To comment on the subject of changes in crime rates and practices of law enforcement, The Fargo mayor mainly shared the opinions of Fargo Chief of Police David Todd. And to address the aforementioned police officers with four legs, Mahoney said that Todd believes that drug-detecting K9 officers will require retraining and necessary changes in future training courses, both of which will undoubtedly cost taxpayer dollars.
Todd commented that, “if cannabis is legalized, more officers will be needed in general and specifically more officers who are trained as drug recognition experts to determine exactly what substance a person is under the influence of.”
Mahoney hopes that if legalized, that retail cannabis businesses are taxable and a portion of tax revenue will be allocated to North Dakota law enforcement branches.
On the subject of the general public of the state and how they view cannabis legalization, Mahoney thinks that the perceptions will change as time moves forward.
“This is a very political topic and I do believe that perceptions of cannabis will change as time goes on.” Mahoney said.
“As for North Dakotans voting in favor of legalizing recreational cannabis, I think it depends on who comes out to vote.

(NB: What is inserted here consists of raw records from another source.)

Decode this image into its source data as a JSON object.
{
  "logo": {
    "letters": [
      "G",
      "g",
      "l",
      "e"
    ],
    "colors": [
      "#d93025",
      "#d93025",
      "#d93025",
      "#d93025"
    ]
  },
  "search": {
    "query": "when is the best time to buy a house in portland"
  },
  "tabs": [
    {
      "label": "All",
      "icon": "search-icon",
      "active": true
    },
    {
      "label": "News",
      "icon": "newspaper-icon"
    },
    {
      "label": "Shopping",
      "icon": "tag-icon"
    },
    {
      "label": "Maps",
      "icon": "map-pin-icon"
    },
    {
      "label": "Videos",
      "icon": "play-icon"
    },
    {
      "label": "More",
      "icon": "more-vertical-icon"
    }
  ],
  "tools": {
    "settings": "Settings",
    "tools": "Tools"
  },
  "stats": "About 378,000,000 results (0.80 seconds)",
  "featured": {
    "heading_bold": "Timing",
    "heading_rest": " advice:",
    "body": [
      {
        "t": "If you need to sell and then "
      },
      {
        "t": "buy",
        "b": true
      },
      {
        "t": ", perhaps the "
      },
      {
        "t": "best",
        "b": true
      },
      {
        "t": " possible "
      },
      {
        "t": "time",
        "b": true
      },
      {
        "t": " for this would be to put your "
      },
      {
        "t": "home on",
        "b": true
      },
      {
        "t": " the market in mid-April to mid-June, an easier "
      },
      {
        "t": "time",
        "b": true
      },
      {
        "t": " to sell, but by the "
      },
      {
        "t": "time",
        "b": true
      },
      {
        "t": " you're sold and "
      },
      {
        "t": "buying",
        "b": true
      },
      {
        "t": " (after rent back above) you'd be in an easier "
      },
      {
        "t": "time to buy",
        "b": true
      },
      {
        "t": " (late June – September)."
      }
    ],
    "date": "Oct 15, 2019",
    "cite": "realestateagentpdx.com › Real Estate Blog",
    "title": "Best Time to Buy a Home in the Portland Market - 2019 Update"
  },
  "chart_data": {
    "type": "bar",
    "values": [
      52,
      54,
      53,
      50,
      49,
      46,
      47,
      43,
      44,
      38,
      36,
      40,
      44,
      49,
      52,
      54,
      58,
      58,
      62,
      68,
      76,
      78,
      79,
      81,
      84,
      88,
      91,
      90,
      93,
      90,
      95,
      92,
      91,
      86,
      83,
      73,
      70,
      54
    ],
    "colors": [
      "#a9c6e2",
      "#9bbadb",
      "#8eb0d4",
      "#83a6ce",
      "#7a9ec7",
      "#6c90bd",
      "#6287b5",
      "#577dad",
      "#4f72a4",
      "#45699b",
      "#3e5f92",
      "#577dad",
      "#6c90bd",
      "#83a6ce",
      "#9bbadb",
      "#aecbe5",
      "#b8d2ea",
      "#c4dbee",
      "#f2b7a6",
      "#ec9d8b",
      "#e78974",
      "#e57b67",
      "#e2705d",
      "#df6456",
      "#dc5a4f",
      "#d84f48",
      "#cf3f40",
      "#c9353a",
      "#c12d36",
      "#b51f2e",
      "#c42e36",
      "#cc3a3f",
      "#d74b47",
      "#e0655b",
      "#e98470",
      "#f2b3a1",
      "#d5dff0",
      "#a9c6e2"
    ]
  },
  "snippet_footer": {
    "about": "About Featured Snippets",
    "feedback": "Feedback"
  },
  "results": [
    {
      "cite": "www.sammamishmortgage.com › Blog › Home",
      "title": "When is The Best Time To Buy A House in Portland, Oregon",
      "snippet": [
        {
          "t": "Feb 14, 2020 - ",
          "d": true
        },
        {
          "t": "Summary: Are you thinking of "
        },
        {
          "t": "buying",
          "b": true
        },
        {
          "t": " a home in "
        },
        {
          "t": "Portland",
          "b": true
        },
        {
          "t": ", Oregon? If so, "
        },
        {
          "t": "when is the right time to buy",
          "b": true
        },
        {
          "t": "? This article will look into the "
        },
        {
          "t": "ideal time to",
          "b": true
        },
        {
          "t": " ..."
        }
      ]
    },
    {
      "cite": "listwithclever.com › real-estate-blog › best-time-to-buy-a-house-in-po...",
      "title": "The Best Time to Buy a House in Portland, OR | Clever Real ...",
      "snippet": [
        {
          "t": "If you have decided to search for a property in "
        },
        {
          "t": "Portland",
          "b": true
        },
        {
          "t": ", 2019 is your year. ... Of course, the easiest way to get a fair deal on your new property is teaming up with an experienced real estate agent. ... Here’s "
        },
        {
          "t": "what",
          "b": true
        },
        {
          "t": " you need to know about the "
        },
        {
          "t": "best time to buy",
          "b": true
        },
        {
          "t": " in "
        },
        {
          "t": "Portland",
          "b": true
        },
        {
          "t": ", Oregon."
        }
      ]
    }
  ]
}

Fargo is a young city, with the average age of our citizens being 32. People did not accept gay marriage at first, but now they do. The state is slowly becoming accepting of things that show we are evolving as a city and state.”

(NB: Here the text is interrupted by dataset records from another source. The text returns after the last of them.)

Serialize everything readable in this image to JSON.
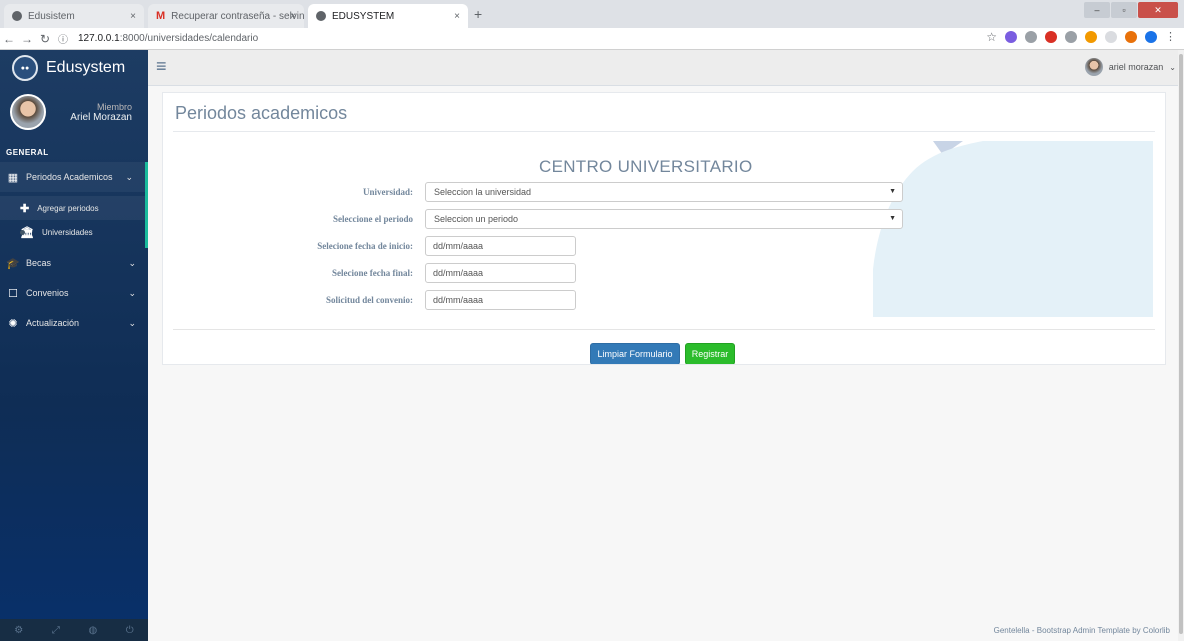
{
  "browser": {
    "tabs": [
      {
        "title": "Edusistem"
      },
      {
        "title": "Recuperar contraseña - selvinm"
      },
      {
        "title": "EDUSYSTEM"
      }
    ],
    "url_host": "127.0.0.1",
    "url_path": ":8000/universidades/calendario"
  },
  "sidebar": {
    "brand": "Edusystem",
    "profile_role": "Miembro",
    "profile_name": "Ariel Morazan",
    "section": "GENERAL",
    "menu": {
      "periodos": "Periodos Academicos",
      "agregar": "Agregar periodos",
      "universidades": "Universidades",
      "becas": "Becas",
      "convenios": "Convenios",
      "actualizacion": "Actualización"
    }
  },
  "topnav": {
    "user": "ariel morazan"
  },
  "panel": {
    "title": "Periodos academicos",
    "heading": "CENTRO UNIVERSITARIO",
    "fields": {
      "universidad_label": "Universidad:",
      "universidad_value": "Seleccion la universidad",
      "periodo_label": "Seleccione el periodo",
      "periodo_value": "Seleccion un periodo",
      "inicio_label": "Selecione fecha de inicio:",
      "inicio_value": "dd/mm/aaaa",
      "final_label": "Selecione fecha final:",
      "final_value": "dd/mm/aaaa",
      "convenio_label": "Solicitud del convenio:",
      "convenio_value": "dd/mm/aaaa"
    },
    "buttons": {
      "clear": "Limpiar Formulario",
      "save": "Registrar"
    }
  },
  "footer": "Gentelella - Bootstrap Admin Template by Colorlib",
  "colors": {
    "sidebar": "#0f2d55",
    "accent": "#1abb9c",
    "primary": "#337ab7",
    "success": "#2bbc2b"
  }
}
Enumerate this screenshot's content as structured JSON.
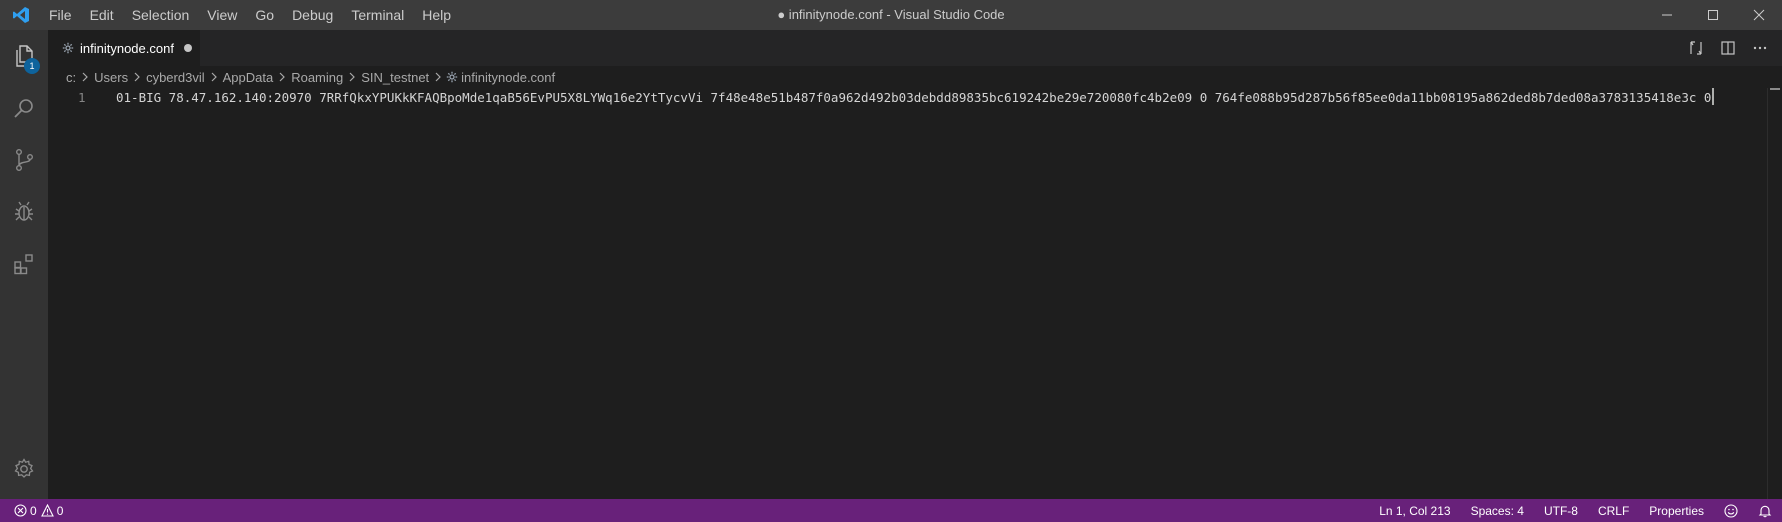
{
  "window": {
    "title": "● infinitynode.conf - Visual Studio Code"
  },
  "menu": [
    "File",
    "Edit",
    "Selection",
    "View",
    "Go",
    "Debug",
    "Terminal",
    "Help"
  ],
  "activity": {
    "explorer_badge": "1"
  },
  "tab": {
    "label": "infinitynode.conf"
  },
  "breadcrumb": [
    "c:",
    "Users",
    "cyberd3vil",
    "AppData",
    "Roaming",
    "SIN_testnet",
    "infinitynode.conf"
  ],
  "editor": {
    "line_number": "1",
    "line_text": "01-BIG 78.47.162.140:20970 7RRfQkxYPUKkKFAQBpoMde1qaB56EvPU5X8LYWq16e2YtTycvVi 7f48e48e51b487f0a962d492b03debdd89835bc619242be29e720080fc4b2e09 0 764fe088b95d287b56f85ee0da11bb08195a862ded8b7ded08a3783135418e3c 0"
  },
  "status": {
    "errors": "0",
    "warnings": "0",
    "position": "Ln 1, Col 213",
    "spaces": "Spaces: 4",
    "encoding": "UTF-8",
    "eol": "CRLF",
    "language": "Properties"
  },
  "colors": {
    "statusbar": "#68217a",
    "accent": "#0e639c",
    "editor_bg": "#1e1e1e"
  }
}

On the subject of cannabis tax revenue allocation, Mahoney said, “Locally, I would also allocate any tax revenue from cannabis to public schools and drug rehab programs as well as programs for the homeless and the Native American population.”
In terms of his opinions on the proven medical benefits of cannabis, Dr. Mahoney commented, “My opinion as a doctor about cannabis is that it is like any medication. There are good reasons and benefits to using it as well as possible adverse side effects. I think it could be good for anxiety disorders, cancer and other issues a patient might have.”
Fargo has a population close to 123,000 citizens and North Dakota has a total population of slightly over 755,000 citizens. The outcome of Measure 3 will be the determining factor in recreational cannabis access to this population, and maybe introducing several new business types previously unseen in the state economy.
North Dakota is geographically situated a vast distance away from another state offering recreational cannabis, so the state could very well receive a grand influx of cannabis tourism. Colorado saw a tourism boost in several parts of Colorado upon Amendment 64’s implementation. If the measure is successfully passed, then North Dakota could become a Midwestern mecca of recreational marijuana and canna-tourism, truly living up to it’s name of “The Peace Garden State.”
According to the Ballotpedia page for Measure 3, the poll results for whether the measure will pass vary depending on the source. On a poll conducted by LegalizeND via Kitchens Group, 46 percent of 522 polled voters will vote in favor while 39 percent will oppose the measure. On another conducted by Bismarck-based advertising agency Odney, 56 percent of the 400 polled voters said they would oppose the measure.
As Americans who witnessed the results of the 2016 presidential election, we learned not to blindly follow the results of polls and that it’s of utmost importance to cast your vote despite the forecast of the polls.
Regardless of your personal feelings on cannabis or any other political issues, fulfilling your civic duty and voting is an American right that should always be exercised.